Глава тридцать девятая. Чудным летним вечером
Всю последнюю неделю он покидал место службы преступно рано. В тот день тоже закончил трудиться всего лишь в восемнадцать пятнадцать, строго по расписанию.
Спустился по лестнице, предъявил на выходе пропуск служивому и двинулся в сторону стоянки. Автомобиль, старая, некогда серого цвета «Нексия» узбекского розлива, завелся, на потеху покидавшим место службы на приличных аппаратах господам офицерам, не сразу, минут через пять всего.
Тяжко вздохнув, он аккуратно выехал со стоянки и влился в по-вечернему густой поток. Прислушиваясь к астматическому хрипу двигателя, водитель с грустью размышлял о том, как он будет добираться до работы, когда его стальной конь отбросит наконец копыта и будет свезен на автобойню. Точно не на персональном транспорте с мигалкой (не полагается по должности и уж точно никогда полагаться не будет) и не на новехонькой иномарке, пусть даже эконом-класса (точно не хватит средств на приобретение, даже в кредит).
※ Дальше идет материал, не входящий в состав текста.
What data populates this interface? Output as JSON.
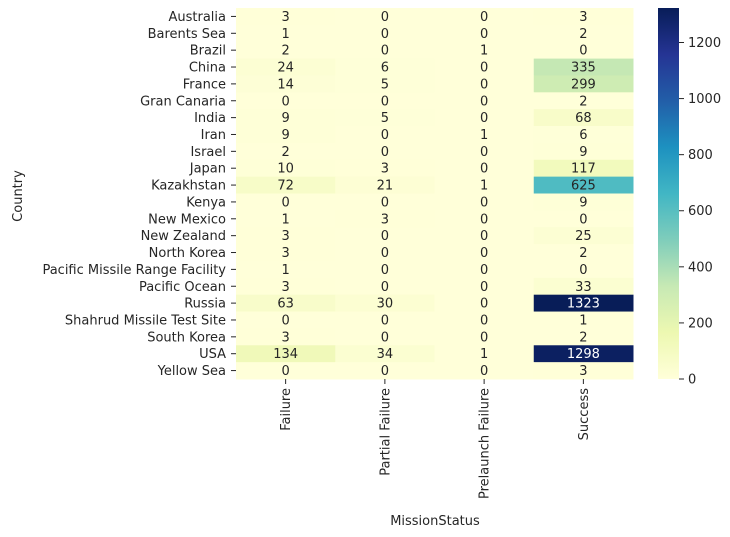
{
  "chart_data": {
    "type": "heatmap",
    "title": "",
    "xlabel": "MissionStatus",
    "ylabel": "Country",
    "x_categories": [
      "Failure",
      "Partial Failure",
      "Prelaunch Failure",
      "Success"
    ],
    "y_categories": [
      "Australia",
      "Barents Sea",
      "Brazil",
      "China",
      "France",
      "Gran Canaria",
      "India",
      "Iran",
      "Israel",
      "Japan",
      "Kazakhstan",
      "Kenya",
      "New Mexico",
      "New Zealand",
      "North Korea",
      "Pacific Missile Range Facility",
      "Pacific Ocean",
      "Russia",
      "Shahrud Missile Test Site",
      "South Korea",
      "USA",
      "Yellow Sea"
    ],
    "values": [
      [
        3,
        0,
        0,
        3
      ],
      [
        1,
        0,
        0,
        2
      ],
      [
        2,
        0,
        1,
        0
      ],
      [
        24,
        6,
        0,
        335
      ],
      [
        14,
        5,
        0,
        299
      ],
      [
        0,
        0,
        0,
        2
      ],
      [
        9,
        5,
        0,
        68
      ],
      [
        9,
        0,
        1,
        6
      ],
      [
        2,
        0,
        0,
        9
      ],
      [
        10,
        3,
        0,
        117
      ],
      [
        72,
        21,
        1,
        625
      ],
      [
        0,
        0,
        0,
        9
      ],
      [
        1,
        3,
        0,
        0
      ],
      [
        3,
        0,
        0,
        25
      ],
      [
        3,
        0,
        0,
        2
      ],
      [
        1,
        0,
        0,
        0
      ],
      [
        3,
        0,
        0,
        33
      ],
      [
        63,
        30,
        0,
        1323
      ],
      [
        0,
        0,
        0,
        1
      ],
      [
        3,
        0,
        0,
        2
      ],
      [
        134,
        34,
        1,
        1298
      ],
      [
        0,
        0,
        0,
        3
      ]
    ],
    "colormap": "YlGnBu",
    "vmin": 0,
    "vmax": 1323,
    "colorbar_ticks": [
      0,
      200,
      400,
      600,
      800,
      1000,
      1200
    ],
    "annotations": true,
    "grid": false
  }
}
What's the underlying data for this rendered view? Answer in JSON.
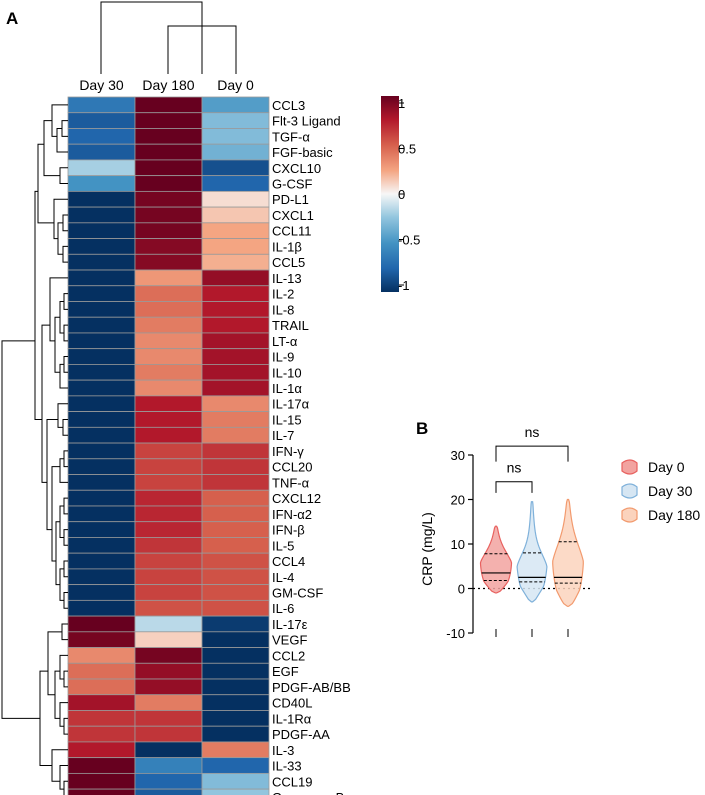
{
  "panels": {
    "A": {
      "label": "A"
    },
    "B": {
      "label": "B"
    }
  },
  "chart_data": [
    {
      "type": "heatmap",
      "title": "",
      "columns": [
        "Day 30",
        "Day 180",
        "Day 0"
      ],
      "rows": [
        "CCL3",
        "Flt-3 Ligand",
        "TGF-α",
        "FGF-basic",
        "CXCL10",
        "G-CSF",
        "PD-L1",
        "CXCL1",
        "CCL11",
        "IL-1β",
        "CCL5",
        "IL-13",
        "IL-2",
        "IL-8",
        "TRAIL",
        "LT-α",
        "IL-9",
        "IL-10",
        "IL-1α",
        "IL-17α",
        "IL-15",
        "IL-7",
        "IFN-γ",
        "CCL20",
        "TNF-α",
        "CXCL12",
        "IFN-α2",
        "IFN-β",
        "IL-5",
        "CCL4",
        "IL-4",
        "GM-CSF",
        "IL-6",
        "IL-17ε",
        "VEGF",
        "CCL2",
        "EGF",
        "PDGF-AB/BB",
        "CD40L",
        "IL-1Rα",
        "PDGF-AA",
        "IL-3",
        "IL-33",
        "CCL19",
        "Granzyme B"
      ],
      "values": [
        [
          -0.65,
          1.0,
          -0.45
        ],
        [
          -0.8,
          1.0,
          -0.3
        ],
        [
          -0.75,
          1.0,
          -0.3
        ],
        [
          -0.8,
          1.0,
          -0.35
        ],
        [
          -0.2,
          1.0,
          -0.85
        ],
        [
          -0.5,
          1.0,
          -0.75
        ],
        [
          -1.0,
          0.95,
          0.08
        ],
        [
          -1.0,
          0.95,
          0.15
        ],
        [
          -1.0,
          0.95,
          0.25
        ],
        [
          -1.0,
          0.9,
          0.25
        ],
        [
          -1.0,
          0.9,
          0.22
        ],
        [
          -1.0,
          0.3,
          0.85
        ],
        [
          -1.0,
          0.45,
          0.75
        ],
        [
          -1.0,
          0.45,
          0.75
        ],
        [
          -1.0,
          0.4,
          0.75
        ],
        [
          -1.0,
          0.35,
          0.8
        ],
        [
          -1.0,
          0.35,
          0.8
        ],
        [
          -1.0,
          0.4,
          0.8
        ],
        [
          -1.0,
          0.35,
          0.8
        ],
        [
          -1.0,
          0.75,
          0.35
        ],
        [
          -1.0,
          0.75,
          0.4
        ],
        [
          -1.0,
          0.75,
          0.4
        ],
        [
          -1.0,
          0.6,
          0.65
        ],
        [
          -1.0,
          0.6,
          0.65
        ],
        [
          -1.0,
          0.6,
          0.65
        ],
        [
          -1.0,
          0.7,
          0.5
        ],
        [
          -1.0,
          0.7,
          0.5
        ],
        [
          -1.0,
          0.7,
          0.5
        ],
        [
          -1.0,
          0.65,
          0.5
        ],
        [
          -1.0,
          0.6,
          0.55
        ],
        [
          -1.0,
          0.6,
          0.55
        ],
        [
          -1.0,
          0.6,
          0.55
        ],
        [
          -1.0,
          0.55,
          0.55
        ],
        [
          1.0,
          -0.15,
          -0.95
        ],
        [
          0.95,
          0.12,
          -1.0
        ],
        [
          0.35,
          0.95,
          -1.0
        ],
        [
          0.45,
          0.85,
          -1.0
        ],
        [
          0.45,
          0.85,
          -1.0
        ],
        [
          0.8,
          0.4,
          -1.0
        ],
        [
          0.65,
          0.65,
          -1.0
        ],
        [
          0.65,
          0.65,
          -1.0
        ],
        [
          0.75,
          -1.0,
          0.4
        ],
        [
          1.0,
          -0.6,
          -0.75
        ],
        [
          1.0,
          -0.75,
          -0.3
        ],
        [
          1.0,
          -0.8,
          -0.25
        ]
      ],
      "colorbar": {
        "ticks": [
          "1",
          "0.5",
          "0",
          "-0.5",
          "-1"
        ],
        "range": [
          -1,
          1
        ]
      }
    },
    {
      "type": "violin",
      "ylabel": "CRP (mg/L)",
      "ylim": [
        -10,
        30
      ],
      "yticks": [
        "30",
        "20",
        "10",
        "0",
        "-10"
      ],
      "significance": [
        "ns",
        "ns"
      ],
      "series": [
        {
          "name": "Day 0",
          "color": "#e8615f",
          "fill": "#f2a3a0",
          "min": -1,
          "max": 14,
          "median": 3.5,
          "q1": 1.8,
          "q3": 7.8
        },
        {
          "name": "Day 30",
          "color": "#7fb1da",
          "fill": "#d6e6f3",
          "min": -3,
          "max": 19.5,
          "median": 2.5,
          "q1": 1.5,
          "q3": 8
        },
        {
          "name": "Day 180",
          "color": "#f29a6e",
          "fill": "#fbd3bd",
          "min": -4,
          "max": 20,
          "median": 2.5,
          "q1": 1.2,
          "q3": 10.5
        }
      ]
    }
  ]
}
Проехал совсем немного и, включив правый поворот, аккуратно припарковался у бордюрного камня. Он вообще был крайне аккуратен, всегда и во всем.
Водитель положил руки на рулевую колонку.
— Денег в бумажнике — кот наплакал, — спокойно проговорил он, глядя прямо перед собой. — Трубки, ту, что в нагрудном кармане, и вторую, в бардачке, брать настоятельно не советую. По ним тебя на раз-два вычислят. Часы, — приподнял левую руку, — тоже не стоит, наградные, с гравировкой.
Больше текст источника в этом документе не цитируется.